No clímax de sua crucificação, Jesus clamou: “Pai, perdoa-os! Porque eles não sabem o que fazem” (Lucas 23:34). Para os cristãos, tal postura é a clara revelação de seu generoso perdão e sua profunda misericórdia mesmo àqueles que contra ele conspiraram, prenderam-no, julgaram-no, condenaram-no, maltrataram-no, humilharam-no, crucificaram-no e deixaram-no na cruz a agonizar até o último suspiro inocente absorver os derradeiros lances de ar.
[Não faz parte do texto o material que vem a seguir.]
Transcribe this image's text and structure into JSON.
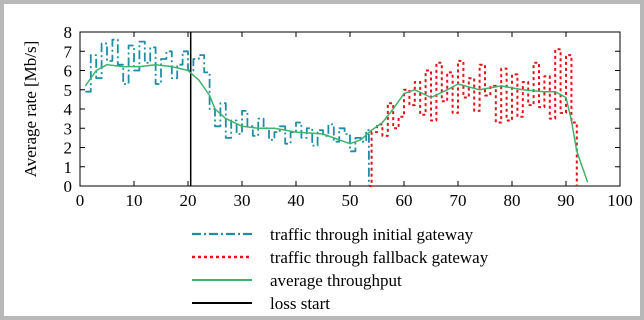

Portanto, há neste mundo os que não sabem por que fazem e mesmo assim fazem. Há também os que sinistramente unem tão diabolicamente os dois verbos (fazer e saber) que nesta hora já modelam a essência e a aparência da futura reforma tributária, cuja arquitetura final tende a expressar e satisfazer os grandes interesses da minoria endinheirada.
Os que lideram o debate político-tributário-econômico falam em “unificação e simplificação de impostos”, “redução da carga tributária e dos custos”, “melhoria do ambiente de negócios”, “transparência ao consumidor”, “neutralidade”, “fim da cumulatividade e disputas judiciais”, “competitividade”, “crescimento econômico” e por aí vai.
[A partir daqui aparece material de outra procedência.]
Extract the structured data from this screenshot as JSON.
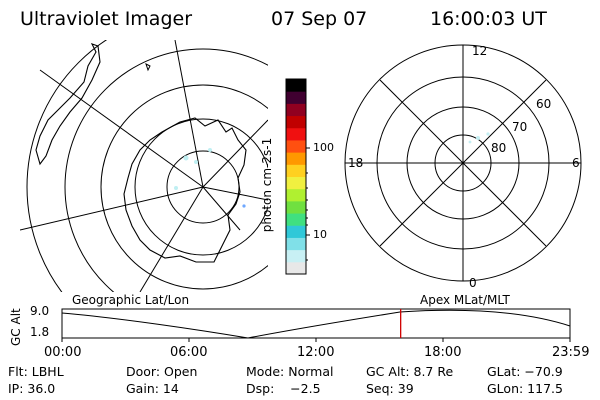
{
  "header": {
    "title": "Ultraviolet Imager",
    "date": "07 Sep 07",
    "time": "16:00:03 UT"
  },
  "colorbar": {
    "unit": "photon cm-2s-1",
    "ticks": [
      "100",
      "10"
    ],
    "colors": [
      "#e8e8e8",
      "#c8f0f4",
      "#80e0e8",
      "#30c8d8",
      "#40e080",
      "#70e040",
      "#b0f030",
      "#f0f040",
      "#ffd020",
      "#ff9800",
      "#ff5010",
      "#f01010",
      "#c00000",
      "#900020",
      "#400030",
      "#000000"
    ]
  },
  "geo_panel": {
    "label": "Geographic Lat/Lon"
  },
  "mag_panel": {
    "label": "Apex MLat/MLT",
    "mlt_labels": {
      "top": "12",
      "left": "18",
      "right": "6",
      "bottom": "0"
    },
    "lat_labels": [
      "60",
      "70",
      "80"
    ]
  },
  "timeline": {
    "y_label": "GC Alt",
    "y_ticks": [
      "9.0",
      "1.8"
    ],
    "x_ticks": [
      "00:00",
      "06:00",
      "12:00",
      "18:00",
      "23:59"
    ],
    "current_time_hours": 16.0
  },
  "status": {
    "row1": {
      "flt": "Flt: LBHL",
      "door": "Door: Open",
      "mode": "Mode: Normal",
      "gcalt": "GC Alt: 8.7 Re",
      "glat": "GLat: −70.9"
    },
    "row2": {
      "ip": "IP: 36.0",
      "gain": "Gain: 14",
      "dsp": "Dsp:    −2.5",
      "seq": "Seq: 39",
      "glon": "GLon: 117.5"
    }
  }
}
As três propostas em tramitação no Congresso (a PEC 45, da Câmara, a PEC 110, do Senado, e o texto do governo federal) podem ter diferenças técnico-pontuais aqui e ali, mas suas ossaturas representam os interesses invisíveis e silenciosos dos grupos sociais dominantes que, em sua grande parte, são conservadores do status quo; defensores dos privilégios do passado, do presente e do futuro; radicalmente dogmáticos no poder milagroso da “mão invisível”; extremamente contrários e resistentes a qualquer mudança que altere minimamente sua participação relativa na produção e apropriação da riqueza e sua reprodução política no poder.
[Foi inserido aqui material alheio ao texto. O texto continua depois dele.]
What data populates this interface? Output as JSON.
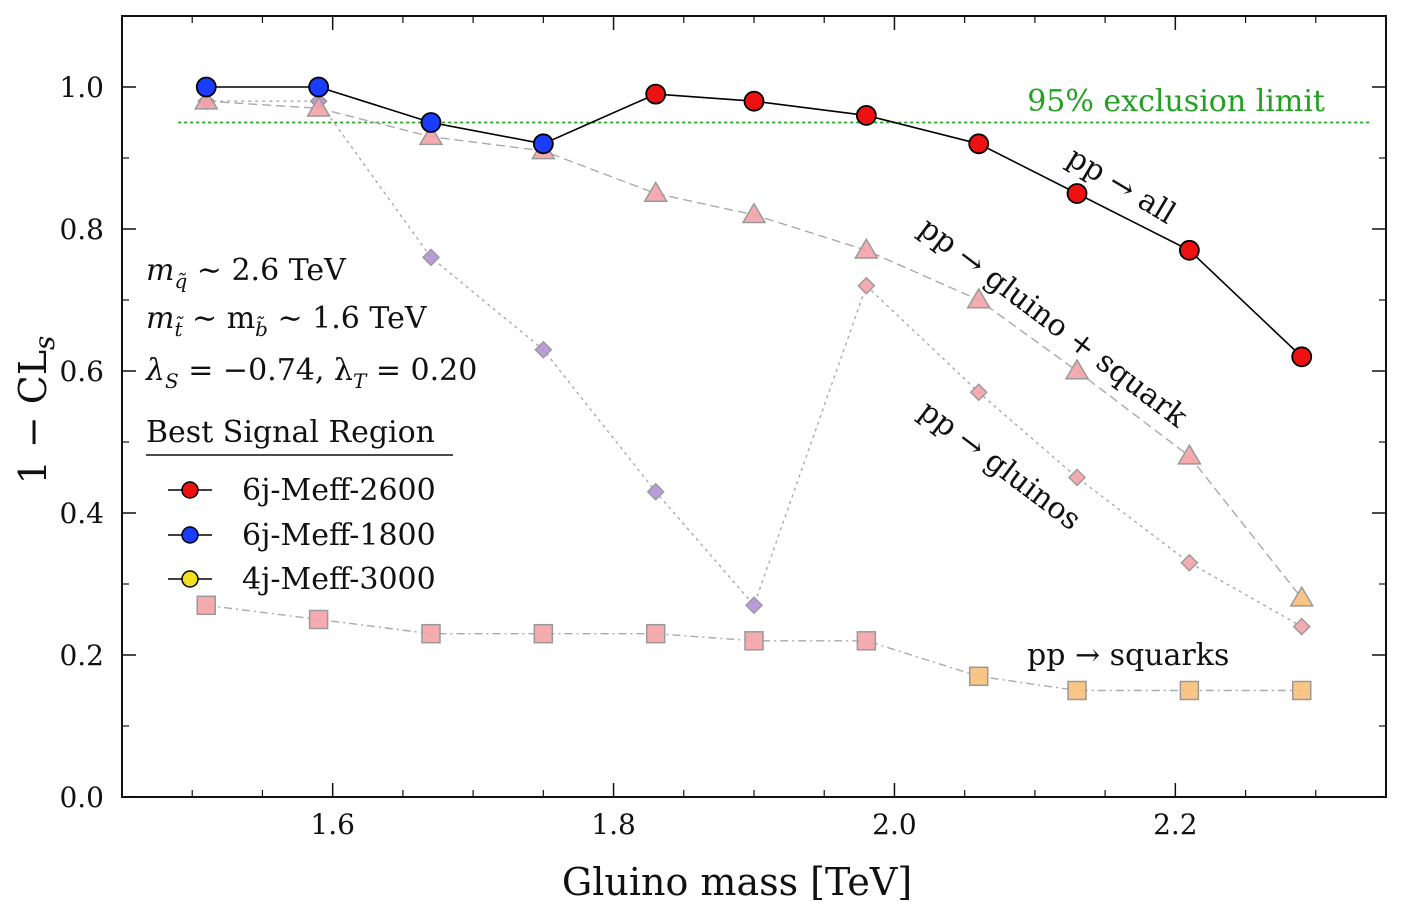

Enquanto protege a alta riqueza e as grandes propriedades da justa taxação, o espírito tributário que vagueia em Brasília quer tirar dos pobres para dar aos mais pobres. Como? O governo quer tirar parte do abono salarial, cujo valor é de até um salário mínimo (R$ 1.045), pago aos trabalhadores com carteira assinada, e tirar parte do salário-família, cujo valor varia com a quantidade de filhos, e destiná-las ao chamado Renda Brasil; não quer novos beneficiados ao seguro defeso (auxílio pago ao pescador durante o período de reprodução dos peixes); quer elevar o imposto da cesta básica e acabar com as deduções do Imposto de Renda (cuja tabela está desatualizada), que atingirão os que pagam planos de saúde e escola particular.
A conta não deve ser jogada à mesa pobríssima da maioria miserável que chora, mas no bolso da minoria milhardária que ri. Mantida, porém, a essência injusta da tributação, os senhores da reforma tributária não terão perdão, pois eles sabem o que fazem e para quem fazem.